One could stand in it up to their ankles,
allowing the water to slowly take away sensation.
I liked her constancy.
When the faces drifted away,
when emotions lost their color,
and past and future blended into something
I didn’t want to name.
She wrapped me in her shroud –
familiar as a landscape behind glass.
There wasn’t a moment
when the world disappeared.
It simply didn’t exist without her in it.

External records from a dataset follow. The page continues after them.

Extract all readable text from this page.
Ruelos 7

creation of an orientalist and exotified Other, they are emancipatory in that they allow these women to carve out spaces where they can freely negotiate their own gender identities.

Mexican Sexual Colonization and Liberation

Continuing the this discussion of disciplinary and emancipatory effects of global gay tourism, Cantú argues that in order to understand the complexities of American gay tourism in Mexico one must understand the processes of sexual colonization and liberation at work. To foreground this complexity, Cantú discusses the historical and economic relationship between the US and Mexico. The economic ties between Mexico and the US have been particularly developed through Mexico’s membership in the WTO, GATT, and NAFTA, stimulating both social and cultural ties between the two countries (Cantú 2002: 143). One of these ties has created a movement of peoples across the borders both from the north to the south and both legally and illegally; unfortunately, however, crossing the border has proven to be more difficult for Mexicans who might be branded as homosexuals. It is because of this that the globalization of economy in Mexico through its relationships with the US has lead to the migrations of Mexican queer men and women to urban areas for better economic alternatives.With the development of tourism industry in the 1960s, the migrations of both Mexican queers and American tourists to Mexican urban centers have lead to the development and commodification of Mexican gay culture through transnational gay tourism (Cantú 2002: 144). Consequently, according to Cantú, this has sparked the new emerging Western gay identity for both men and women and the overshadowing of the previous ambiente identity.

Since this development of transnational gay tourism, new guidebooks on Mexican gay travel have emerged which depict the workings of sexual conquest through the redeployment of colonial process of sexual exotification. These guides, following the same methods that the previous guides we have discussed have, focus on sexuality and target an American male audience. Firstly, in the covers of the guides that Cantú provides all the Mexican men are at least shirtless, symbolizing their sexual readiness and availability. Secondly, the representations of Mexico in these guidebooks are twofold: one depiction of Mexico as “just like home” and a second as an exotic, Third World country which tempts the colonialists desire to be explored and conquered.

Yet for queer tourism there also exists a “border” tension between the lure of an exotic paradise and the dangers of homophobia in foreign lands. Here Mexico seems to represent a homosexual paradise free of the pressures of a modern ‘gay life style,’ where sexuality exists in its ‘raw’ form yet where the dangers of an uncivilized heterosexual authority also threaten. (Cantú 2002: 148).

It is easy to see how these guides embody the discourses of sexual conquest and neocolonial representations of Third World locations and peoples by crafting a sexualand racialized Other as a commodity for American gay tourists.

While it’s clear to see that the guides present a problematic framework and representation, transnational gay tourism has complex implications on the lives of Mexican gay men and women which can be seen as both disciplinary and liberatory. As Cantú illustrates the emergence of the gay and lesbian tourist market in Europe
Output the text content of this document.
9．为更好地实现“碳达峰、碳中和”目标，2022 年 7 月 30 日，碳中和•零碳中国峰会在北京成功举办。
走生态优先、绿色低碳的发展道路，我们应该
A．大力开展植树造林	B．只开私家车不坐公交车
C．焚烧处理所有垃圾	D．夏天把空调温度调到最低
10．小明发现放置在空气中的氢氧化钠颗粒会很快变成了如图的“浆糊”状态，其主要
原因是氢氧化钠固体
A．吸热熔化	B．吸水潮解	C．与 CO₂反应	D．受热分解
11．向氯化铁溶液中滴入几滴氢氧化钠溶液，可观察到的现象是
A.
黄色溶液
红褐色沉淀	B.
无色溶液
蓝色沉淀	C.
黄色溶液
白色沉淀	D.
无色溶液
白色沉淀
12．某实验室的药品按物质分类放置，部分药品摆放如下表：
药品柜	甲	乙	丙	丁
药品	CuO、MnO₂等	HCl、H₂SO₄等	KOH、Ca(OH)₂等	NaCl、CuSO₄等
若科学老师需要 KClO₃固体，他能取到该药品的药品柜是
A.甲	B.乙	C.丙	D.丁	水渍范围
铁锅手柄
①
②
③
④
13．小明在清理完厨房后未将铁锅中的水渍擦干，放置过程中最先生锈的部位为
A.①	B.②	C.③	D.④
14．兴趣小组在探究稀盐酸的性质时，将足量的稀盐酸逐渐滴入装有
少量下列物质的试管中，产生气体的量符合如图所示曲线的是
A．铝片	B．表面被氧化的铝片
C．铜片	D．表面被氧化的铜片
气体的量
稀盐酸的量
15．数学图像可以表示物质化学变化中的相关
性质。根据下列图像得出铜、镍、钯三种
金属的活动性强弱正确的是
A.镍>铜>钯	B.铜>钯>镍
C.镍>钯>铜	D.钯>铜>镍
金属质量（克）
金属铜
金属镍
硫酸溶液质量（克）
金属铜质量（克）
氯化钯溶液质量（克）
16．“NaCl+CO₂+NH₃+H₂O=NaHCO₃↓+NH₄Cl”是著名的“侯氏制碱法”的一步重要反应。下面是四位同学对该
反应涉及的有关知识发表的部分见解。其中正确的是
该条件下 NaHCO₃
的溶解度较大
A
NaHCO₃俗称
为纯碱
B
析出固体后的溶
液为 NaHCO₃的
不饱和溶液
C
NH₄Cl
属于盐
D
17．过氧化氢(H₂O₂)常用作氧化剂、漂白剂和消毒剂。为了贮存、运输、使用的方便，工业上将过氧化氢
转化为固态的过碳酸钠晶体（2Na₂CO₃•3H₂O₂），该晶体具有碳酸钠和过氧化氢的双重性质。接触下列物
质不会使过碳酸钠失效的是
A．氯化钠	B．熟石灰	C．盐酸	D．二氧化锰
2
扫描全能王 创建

I didn’t get up unless I had to.
Friendships faded away,
and the only thing that pulled me from bed
were obligations to small beings –
fish, rats, plants.
I wanted them dead –
but their lives depended on me,
and I couldn’t let them go.
Caring for them was the thread
that kept me tethered.
Though she was beside me,
the weight fell on me –
responsibility
for our puny existences.
Only later did I see
how deep the mark she left was
etched on my face.
And how hard it was
to lift my head
without it.
When she whispered in my ear
with tender concern:
“It has always been this way.
You were born in this darkness.
Light is an invention of those
who cannot understand
what you are facing.”
I believed her.
For it was something familiar,
like a childhood lullaby,
though I couldn’t remember
who sang it.
In hindsight, I think
she was closer to me than the light –
that faithful, dark guardian.
How I mistook her arms
for warmth,
her weight for closeness.
Yet she was only fog,
capable of mimicking my voice.
The hardest part was saying goodbye
not to pain,
but to that consistency –
that she was always there
when everything else
had the courage to leave.
And though now I know a better life is possible,
it is different,
untamed,
terrifying in its unpredictability –
without the shroud her presence once provided.